Семьдесят шестое море Павла и Маши П. - страница 59



Веревки на собачьих лапах с трудом разрезали, Маша снова щенка схватила и потащила в комнату на диван, уселась и задышала на глубокие следы веревок.

Лидия Александровна оставила свои попытки навести порядок. Ее уговоры положить щенка на подстилку и на пол – кто-нибудь, принесите хоть старое одеяло, на нем же грязь, животное может быть заразно! – не помогли, Маша, как ребенка, положила щенка в угол дивана, а на пол уселась сама, глядя благоговейно.

Щенок неподвижно лежал на боку, кожа да кости, лапа к лапе, длинная шея вытянута, голова немного задрана вверх. Он мог бы показаться мертвым, если бы не вздымающиеся бока. Пару минут на него смотрели, не зная, что предпринять.

Наконец Владимир Иванович очнулся:

– Так, – вынес вердикт он. – Надо что-то делать. Машуня, раздеваться, мыться! Где шапка? У тебя ничего не болит? Давайте-ка к столу. Пусть собачка придет в себя, а мы пока повечеряем, попразднуем праздник, а, деду? И щенку надо дать воды.

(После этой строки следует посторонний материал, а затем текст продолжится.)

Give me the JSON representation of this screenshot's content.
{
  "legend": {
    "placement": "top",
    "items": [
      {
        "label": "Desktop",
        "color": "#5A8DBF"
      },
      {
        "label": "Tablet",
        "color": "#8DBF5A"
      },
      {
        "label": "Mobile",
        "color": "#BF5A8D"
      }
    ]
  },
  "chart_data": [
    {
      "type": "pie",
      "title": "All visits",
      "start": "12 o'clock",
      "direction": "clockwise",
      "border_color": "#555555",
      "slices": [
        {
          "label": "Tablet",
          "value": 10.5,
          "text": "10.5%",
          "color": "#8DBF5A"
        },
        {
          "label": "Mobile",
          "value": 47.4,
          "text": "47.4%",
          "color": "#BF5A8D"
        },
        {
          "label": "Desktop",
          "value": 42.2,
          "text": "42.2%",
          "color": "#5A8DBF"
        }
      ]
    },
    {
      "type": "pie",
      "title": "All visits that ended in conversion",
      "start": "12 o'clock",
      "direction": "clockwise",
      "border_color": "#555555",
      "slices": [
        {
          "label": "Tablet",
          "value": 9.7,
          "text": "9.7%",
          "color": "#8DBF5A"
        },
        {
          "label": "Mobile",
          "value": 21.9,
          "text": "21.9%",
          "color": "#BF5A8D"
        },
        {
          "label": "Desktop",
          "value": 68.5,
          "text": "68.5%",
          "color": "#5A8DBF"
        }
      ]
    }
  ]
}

Лидия Александровна взялась просматривать программу телевидения, Нина Дмитриевна что-то переставила на столе, Павел полез за биноклем, а Владимир Иванович сам принес блюдце с водой и поставил перед мордой щенка, но тот не двинулся с места. Маша пальцем стала смачивать щенячий рот, вода стекала по ободранному подбородку, к тому же щенок не моргал, и только дыхание да пробегающая волнами дрожь говорили о том, что он жив. Владимир Иванович чуть ли не силой отправил Машу умыться, переодеться и опустил блюдце с водой на пол. Павел сходил в коридор, повесил на вешалку грязное Машино пальто, не нашел шапки, и все наконец уселись за стол.

Маша с грехом пополам поведала о своем ужасном приключении, Владимир Иванович – Господи, что происходит с человечеством! – преподнес деду Попсуйке шарф, Павел подарил бинокль, а Лидия Александровна напомнила, что колбаса из спецзаказа, и просто так ее не достать, а ей вот, хоть она и на пенсии, не отказали по старой памяти. Довольный дед рассматривал бинокль и рассказывал историю о своей старой двуглазке, потерянной давным-давно, в благословенные времена, когда он вместе с Петлюрой защищал от погрома еврейское местечко.

– Так ли уж с Петлюрой, а деду? – Владимир Иванович покачал головой. – А разве ж Петлюра не сам евреев громил?

– Холиле6! Нет, милок, никак нет. А майсе из гевен азой7, – дед тоже закачался, сощурился. – Симона-то Петлюру завсегда «жидивским батьком» величали, и ты не слухай, где брэшут, тут слухай, покуда я тебе живой, покуда не умер`у! Петлюра, он был благородным батьком, а не какой-нибудь падалью, вот тебе мое слово…

Щенок все еще лежал без движения, на него поглядывали, а Маша вообще не сводила глаз. Наконец он шевельнулся, Маша схватила Павла за рукав: «Смотри, Паш-Паш, смотри!», и все повернули головы к дивану.

Как будто он крепко спал, хорошо выспался и наконец проснулся, щенок поднял вверх морду, затем снова опустил ее на диван, слегка потянулся и начал подниматься.

Он вставал по частям. Сначала поднял зад и стал похож на верблюда, затем максимально распрямил до невозможности кривые передние лапы, которые оказались короче задних иксобразных, и перестал быть похож на кого бы то ни было. Серый, в проплешинах и запекшихся корках, с кудластыми клочьями короткой шерсти на сгорбленной спине, все еще стоя задом к публике, он снова потянулся, хвост, сплющенный посередине, как будто его жевали, но не дожевали, оттопырился, а его кончик принял форму непристойного жеста.